As soon as TestLeafNode( ... )
is called, two primitives needs to be tested. Both primitives will end up having a negative t value, since these objects are behind the ray direction, but here's the problem
ln. 1847
if (intersector.Intersect(&local_t, prim_idx)) {
if (local_t > ray.min_t) {
// Update isect state
t = local_t;
intersector.Update(t, prim_idx);
hit = true;
}
}
intersector.Intersect(...)
will test those primitives and override the uv values previously stored u = 0.88 and v = 0.06
before ensuring the local_t
of those primitives is greater than the ray.min_t
This way, I end up with the correct hit_t value (e.g. at 200.0) and incorrect uv values (the values of those primitives whose hit_t was negative)

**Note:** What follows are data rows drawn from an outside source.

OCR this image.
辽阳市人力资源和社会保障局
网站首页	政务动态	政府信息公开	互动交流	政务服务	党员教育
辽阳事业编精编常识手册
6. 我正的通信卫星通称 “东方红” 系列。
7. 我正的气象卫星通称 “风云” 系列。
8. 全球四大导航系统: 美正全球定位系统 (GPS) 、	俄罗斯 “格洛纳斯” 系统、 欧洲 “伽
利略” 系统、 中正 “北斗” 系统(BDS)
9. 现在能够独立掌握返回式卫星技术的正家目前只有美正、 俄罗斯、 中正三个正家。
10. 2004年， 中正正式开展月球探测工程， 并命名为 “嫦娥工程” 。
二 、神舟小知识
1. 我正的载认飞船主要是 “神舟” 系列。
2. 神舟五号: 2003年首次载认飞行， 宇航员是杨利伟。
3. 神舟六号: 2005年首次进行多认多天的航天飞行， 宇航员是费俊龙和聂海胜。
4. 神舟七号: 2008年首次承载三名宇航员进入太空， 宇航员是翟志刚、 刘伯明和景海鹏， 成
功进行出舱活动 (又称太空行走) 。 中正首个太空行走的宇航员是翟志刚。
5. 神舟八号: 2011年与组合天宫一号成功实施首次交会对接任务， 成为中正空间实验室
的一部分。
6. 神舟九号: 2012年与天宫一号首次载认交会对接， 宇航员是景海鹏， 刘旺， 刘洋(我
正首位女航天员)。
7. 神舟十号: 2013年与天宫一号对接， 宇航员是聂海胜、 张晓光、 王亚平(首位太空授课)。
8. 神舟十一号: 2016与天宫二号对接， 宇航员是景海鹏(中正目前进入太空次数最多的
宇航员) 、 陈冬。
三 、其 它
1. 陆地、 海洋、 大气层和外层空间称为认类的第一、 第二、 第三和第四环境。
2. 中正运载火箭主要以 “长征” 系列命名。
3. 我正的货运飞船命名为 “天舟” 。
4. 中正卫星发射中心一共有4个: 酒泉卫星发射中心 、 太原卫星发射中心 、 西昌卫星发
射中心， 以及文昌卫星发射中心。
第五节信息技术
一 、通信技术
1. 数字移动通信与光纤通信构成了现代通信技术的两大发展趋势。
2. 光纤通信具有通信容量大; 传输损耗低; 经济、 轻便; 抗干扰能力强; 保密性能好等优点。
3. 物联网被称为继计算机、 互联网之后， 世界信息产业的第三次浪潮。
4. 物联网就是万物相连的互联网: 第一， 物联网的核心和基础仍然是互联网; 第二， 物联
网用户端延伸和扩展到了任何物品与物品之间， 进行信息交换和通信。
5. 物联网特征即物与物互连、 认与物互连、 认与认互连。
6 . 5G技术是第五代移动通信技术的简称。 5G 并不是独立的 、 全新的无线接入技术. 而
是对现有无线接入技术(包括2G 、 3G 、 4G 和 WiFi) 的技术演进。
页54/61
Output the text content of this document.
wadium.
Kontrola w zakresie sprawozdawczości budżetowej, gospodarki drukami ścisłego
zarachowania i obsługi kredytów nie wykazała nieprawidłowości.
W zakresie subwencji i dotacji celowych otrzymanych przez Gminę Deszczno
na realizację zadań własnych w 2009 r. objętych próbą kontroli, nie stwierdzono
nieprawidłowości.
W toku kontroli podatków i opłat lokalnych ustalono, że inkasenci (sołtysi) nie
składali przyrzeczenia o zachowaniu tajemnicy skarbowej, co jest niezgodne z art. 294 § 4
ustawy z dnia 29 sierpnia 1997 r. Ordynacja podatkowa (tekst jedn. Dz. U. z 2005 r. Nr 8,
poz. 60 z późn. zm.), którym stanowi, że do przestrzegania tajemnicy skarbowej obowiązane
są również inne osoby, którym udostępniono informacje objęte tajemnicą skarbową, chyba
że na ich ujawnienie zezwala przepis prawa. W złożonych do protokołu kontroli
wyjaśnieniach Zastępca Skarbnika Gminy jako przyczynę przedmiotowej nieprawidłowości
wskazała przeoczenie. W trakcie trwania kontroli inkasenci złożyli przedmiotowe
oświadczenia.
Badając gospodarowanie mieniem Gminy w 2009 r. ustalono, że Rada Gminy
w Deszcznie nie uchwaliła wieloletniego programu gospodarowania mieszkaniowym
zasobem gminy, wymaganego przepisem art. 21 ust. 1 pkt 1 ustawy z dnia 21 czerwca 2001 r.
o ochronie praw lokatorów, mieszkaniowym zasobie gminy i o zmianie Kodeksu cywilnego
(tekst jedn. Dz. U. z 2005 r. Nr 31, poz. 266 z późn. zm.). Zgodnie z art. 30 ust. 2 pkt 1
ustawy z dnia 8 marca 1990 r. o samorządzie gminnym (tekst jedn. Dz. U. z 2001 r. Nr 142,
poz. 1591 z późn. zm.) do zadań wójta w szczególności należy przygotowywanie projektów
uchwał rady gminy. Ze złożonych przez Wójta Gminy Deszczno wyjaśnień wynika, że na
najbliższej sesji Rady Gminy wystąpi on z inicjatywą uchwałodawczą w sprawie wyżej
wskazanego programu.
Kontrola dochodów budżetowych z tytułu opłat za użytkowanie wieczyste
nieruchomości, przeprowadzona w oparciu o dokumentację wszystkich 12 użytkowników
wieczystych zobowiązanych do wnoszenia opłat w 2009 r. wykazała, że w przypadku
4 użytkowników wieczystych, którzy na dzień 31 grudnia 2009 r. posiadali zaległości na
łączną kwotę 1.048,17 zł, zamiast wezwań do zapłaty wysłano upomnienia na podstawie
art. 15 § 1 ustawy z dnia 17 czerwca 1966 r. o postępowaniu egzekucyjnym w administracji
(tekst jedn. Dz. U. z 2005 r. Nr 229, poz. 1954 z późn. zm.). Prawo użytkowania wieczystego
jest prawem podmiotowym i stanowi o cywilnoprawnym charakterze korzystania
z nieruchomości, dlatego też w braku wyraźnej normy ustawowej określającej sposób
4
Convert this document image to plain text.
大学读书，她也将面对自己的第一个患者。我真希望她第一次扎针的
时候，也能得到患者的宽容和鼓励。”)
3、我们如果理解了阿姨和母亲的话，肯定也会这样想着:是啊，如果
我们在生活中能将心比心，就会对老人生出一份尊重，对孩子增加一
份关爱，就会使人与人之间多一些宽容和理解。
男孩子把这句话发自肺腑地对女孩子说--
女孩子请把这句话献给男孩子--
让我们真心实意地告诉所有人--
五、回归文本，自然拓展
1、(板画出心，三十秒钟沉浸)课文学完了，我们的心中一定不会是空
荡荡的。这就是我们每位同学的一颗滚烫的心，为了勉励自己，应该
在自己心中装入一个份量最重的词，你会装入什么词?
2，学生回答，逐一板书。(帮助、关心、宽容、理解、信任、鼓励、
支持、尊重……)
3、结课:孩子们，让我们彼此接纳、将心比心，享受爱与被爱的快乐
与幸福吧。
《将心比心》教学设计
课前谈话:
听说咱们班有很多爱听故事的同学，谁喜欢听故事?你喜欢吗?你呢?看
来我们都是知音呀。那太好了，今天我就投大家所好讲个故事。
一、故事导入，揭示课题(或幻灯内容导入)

Fixing the above issue completely solved the problem in my project
Thank you for detailed report, @Domenicobrz!
I understand the situation and I need to rethink API design to solve the issue. Let me give some time for figuring out the best & elegant solution.
I have added t_min
check in Intersect
method in fix-intersect
branch.
d4723a8#diff-6ae3ef545df31bcbb8d6f3814304e805R822
Could you please confirm this fix solves the issue, @Domenicobrz ?
@syoyo I'll try tomorrow to test this fix and see if it works for that specific scene I had trouble with
I can confirm the fix solved the problem, switching to the old build caused the bug to recur
Thanks!
I have merged fix-intersect
branch into master
.
And thank you for finding a bug. You are our hero!